A few years ago a friend told me to bring some water shoes and we were going to hit the James. It was a perfect summer day, the water was warm and low, and we pulled into the parking area at Pony Pasture Park with a few inner tubes. We walked and paddled to the middle of the river, and when I rounded a turn I was astonished at how beautiful it was. Ospreys were overhead, there was hardly a man-made object in sight, and the hum of a nearby waterfall was perfectly hypnotic. I had grown up in this city, but had no idea this could exist outside of remote areas out West.
If you want a similar experience, here are some suggestions for exploring the river. Start with a hike, maybe dip your toe in the water, or go for a Class IV white water experience.
A walk around Belle Island is a good place to start. Located downtown in the middle of the James, Belle Island is in the middle of the James with great views of the city, the river, and Hollywood Cemetery.
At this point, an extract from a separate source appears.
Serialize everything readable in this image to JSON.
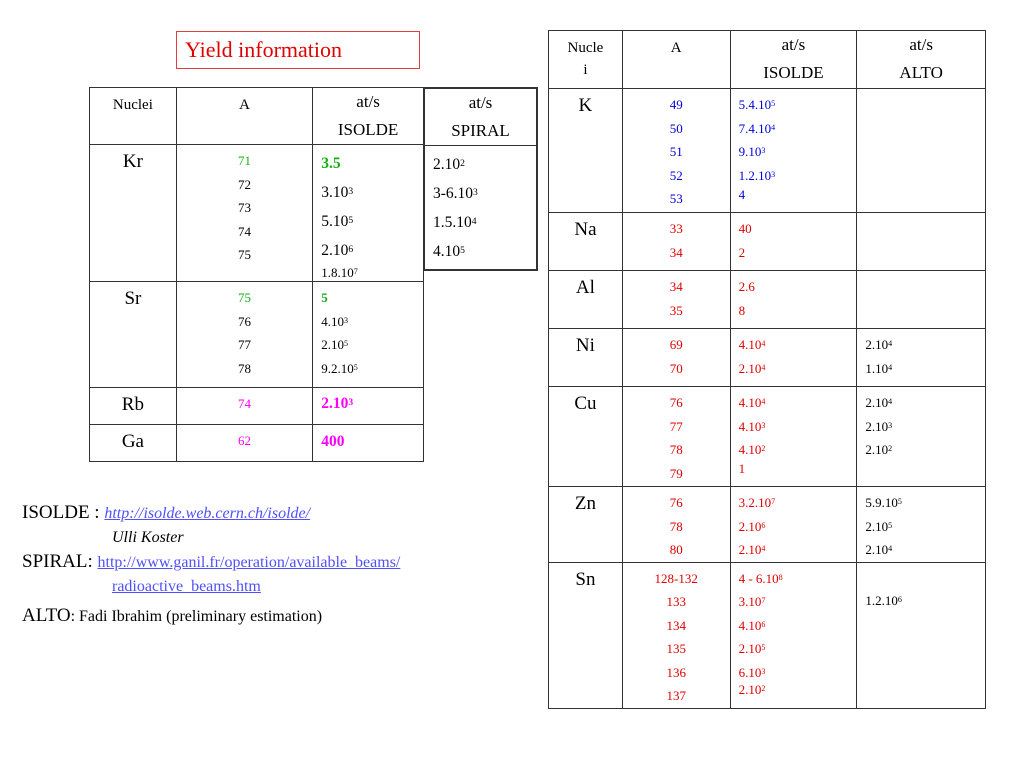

Parking is available at Tredegar Street and Brown’s Island Way, and the walk over the bridge and around the island is 1.7 miles and bike and stroller friendly.
The Canal Walk is a broad name for the series of trials around the canal system that covers about 25 miles. A great taste of it is the area around Tredegar Iron Works and the downtown area. Parking is found around downtown, but the best place for free predictable parking is at the Virginia War Memorial. Exhibits along the walk cover Richmond’s history, and there are plenty of restaurants and bars nearby. This is a great spot to be a tourist in your own town.
Pony Pasture remains an RVA fav. A large parking lot is located at 1710 Riverside Drive, and it’s a fun location to wade, sunbathe, fish and canoe or kayak. I’m still a big fan of inner tubes, whether it’s oldschool from a truck tire, or river tube from Walmart. One for me, and one for a cooler. If you are going to enjoy the current, spring for a sturdy tube, the cheaper ones don’t last long banging against the rocks. And if you are going in the water, it’s always a good idea to protect your feet and ankles with water shoes or a pair of old sneakers.
One of my favorite walks back in the day before it was part of the Canal Walk is the Pipeline Trail. Park at the end of 12th Street and descend on to the pipeline and walk it next to the river near the rapids and train tressels. There’s some climbing involved to get to the pipeline, and no handrails, so this is not for younger children. It is a great spot for photography and wildlife.
If you literally want to jump right in, look into the trips available through Riverside Outfitters. No matter your comfort level, they have a trip for you including calm upper river rafting, to the intermediate falls of the James, to the bigger rapids on the lower river. Evening trips are available too. Located on 6836 Old Westham Road (near Forest Hill and Cherokee), give them a try if you are game for an adventure.
March certainly couldn’t make up its mind, but hopefully April will bring some warm days to tempt you outside. This is Richmond after all, there is always something to do.